Zauber der Begierde
Adrienne
öffnete die Augen, und ihre Stimme erstarb, als sie erschrocken auf das Buch in
ihren Händen stierte. Eine Studie über die mittelalterliche Falknerei.
Bleib
kalt!
Würdest
du dich für mich in die Lüfte erheben, Falke? Ich werde dich höher aufsteigen
lassen, als du je gewesen bist. Ich werde dich lehren, in Höhen zu kreisen, von
denen du bisher nur geträumt hast.
Dieses
Versprechen hatte er ohne Zweifel eingelöst. Und jetzt fiel sie aus diesen
unglaublichen Höhen ohne Fallschirm, ohne einen Mary-Poppins-Schirm oder
irgend etwas anderem, um ihren Sturz aufzuhalten. Adrienne de Simone Douglas
preßte die Hände auf ihren Magen und begann zu schreien.
Die
kleine kubanische Frau sank auf die Knie und zog Adrienne vorsichtig in ihre
Arme. Dann schaukelte sie sie, strich ihr über das Haar und tat ihr Bestes, sie
zu trösten.
Tagelang
lag Adrienne auf dem Rücken und ließ jede kostbare Erinnerung auf der weißen
Leinwand ihrer Zimmerdecke Revue passieren. Sie hatte die Vorhänge zugezogen
und alle Lichter gelöscht.
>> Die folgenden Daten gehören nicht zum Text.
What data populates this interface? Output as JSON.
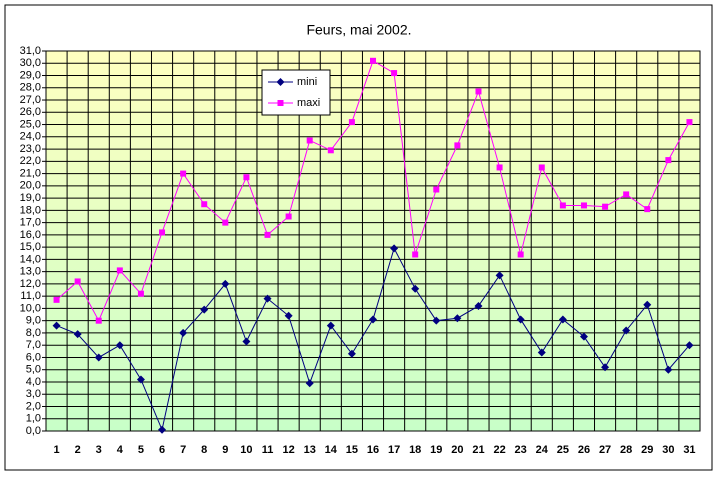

Sie konnte ohne ihn die Welt nicht ertragen, wenn
sie hell war.
Maria
schwebte herein und hinaus und brachte zu essen und zu trinken, was unberührt
blieb, und Moonie blieb pausenlos an ihrer Seite.
Adrienne
trieb hin und her zwischen Bewußtsein und Bewußtlosigkeit, so wie sich ein
Verstand verhält, wenn die
Trauer zu tief ist, um damit
fertig zu werden. Schließlich kam sie wieder zu sich, aber sie hatte einen
großen Umweg genommen.
Auf dem glitzernden Quarzsand
von Morar schlenderte Adam Black mit arroganter Grazie an der Seite seiner Königin.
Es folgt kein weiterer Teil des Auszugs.